Re: [PATCH v2] clone: report duplicate entries on case-insensitive filesystems

Jeff King <peff@xxxxxxxx> · Thu, 9 Aug 2018 17:59:13 -0400

On Thu, Aug 09, 2018 at 02:53:42PM -0700, Elijah Newren wrote:

> On Thu, Aug 9, 2018 at 2:44 PM Jeff King <peff@xxxxxxxx> wrote:
> > > The error message isn't quite as good, but does the user really need
> > > all the names of the file?  If so, we gave them enough information to
> > > figure it out, and this is a really unusual case anyway, right?
> > > Besides, now we're back to linear performance....
> >
> > Well, it's still quadratic when they run O(n) iterations of "git
> > ls-files -s | grep $colliding_oid". You've just pushed the second linear
> > search onto the user. ;)
> 
> Wouldn't that be their own fault for not running
>   git ls-files -s | grep -e $colliding_oid_1 ... -e $colliding_oid_n | sort -k 2
> ?   ;-)

Man, this thread is the gift that keeps on giving. :)

That's still quadratic, isn't it?

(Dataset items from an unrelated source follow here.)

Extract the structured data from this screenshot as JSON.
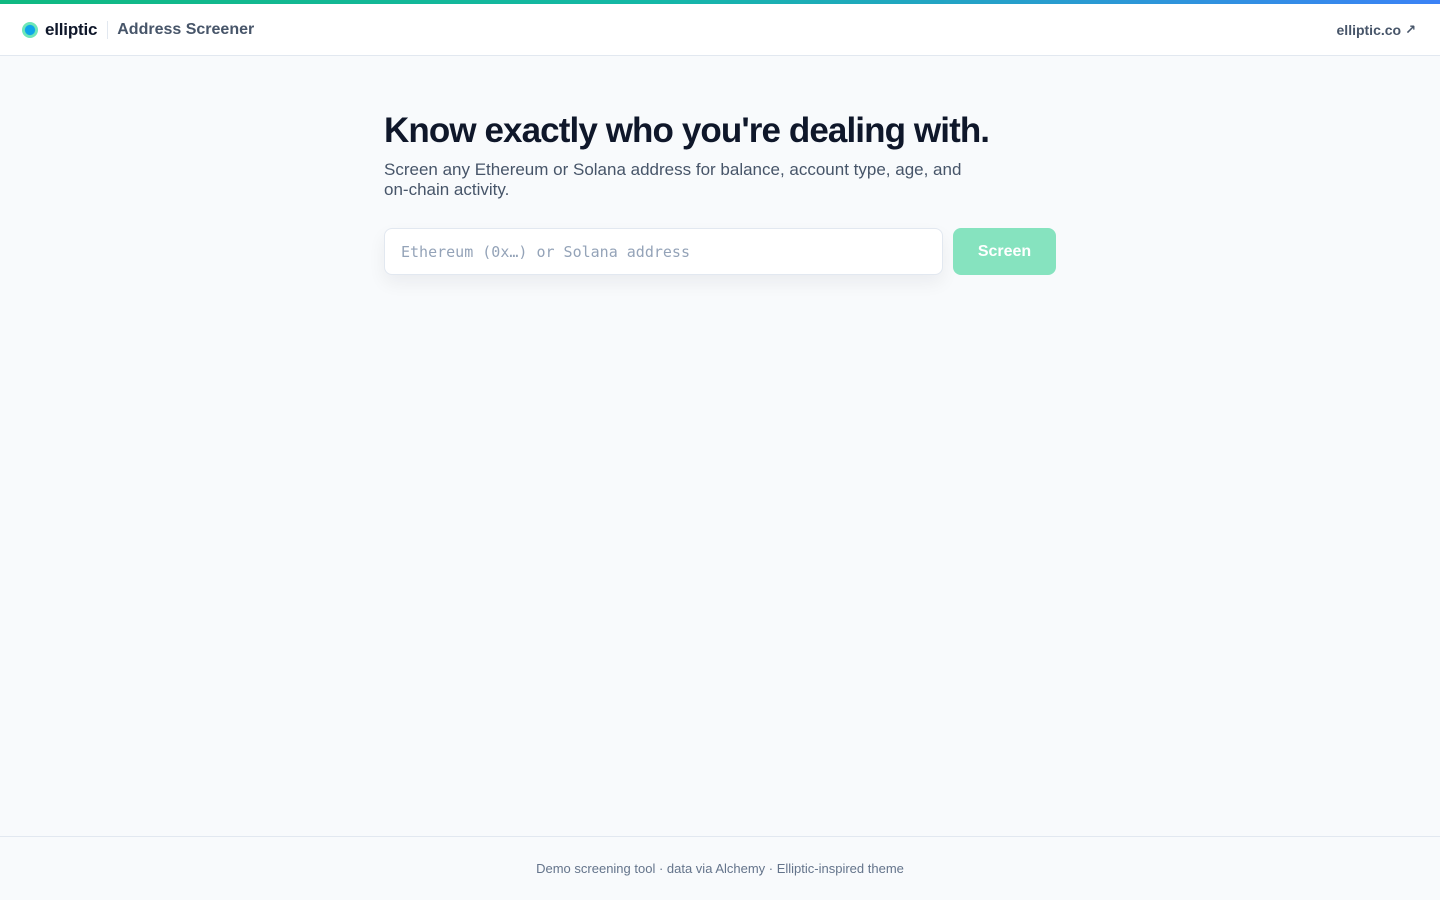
{
  "header": {
    "brand_name": "elliptic",
    "app_title": "Address Screener",
    "external_link_label": "elliptic.co",
    "external_link_icon": "↗"
  },
  "hero": {
    "title": "Know exactly who you're dealing with.",
    "subtitle": "Screen any Ethereum or Solana address for balance, account type, age, and on-chain activity."
  },
  "search": {
    "value": "",
    "placeholder": "Ethereum (0x…) or Solana address",
    "button_label": "Screen"
  },
  "footer": {
    "text": "Demo screening tool · data via Alchemy · Elliptic-inspired theme"
  },
  "colors": {
    "accent": "#10b981",
    "button_disabled": "#86e3bf",
    "page_bg": "#f8fafc"
  }
}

You've just hidden the second
dimension in the single grep call.

Now since these are all going to be constant strings, in theory an
intelligent grep could stick them all in a search trie, and match each
line with complexity k, the length of the matched strings. And since
k=40, that's technically still linear overall.

-Peff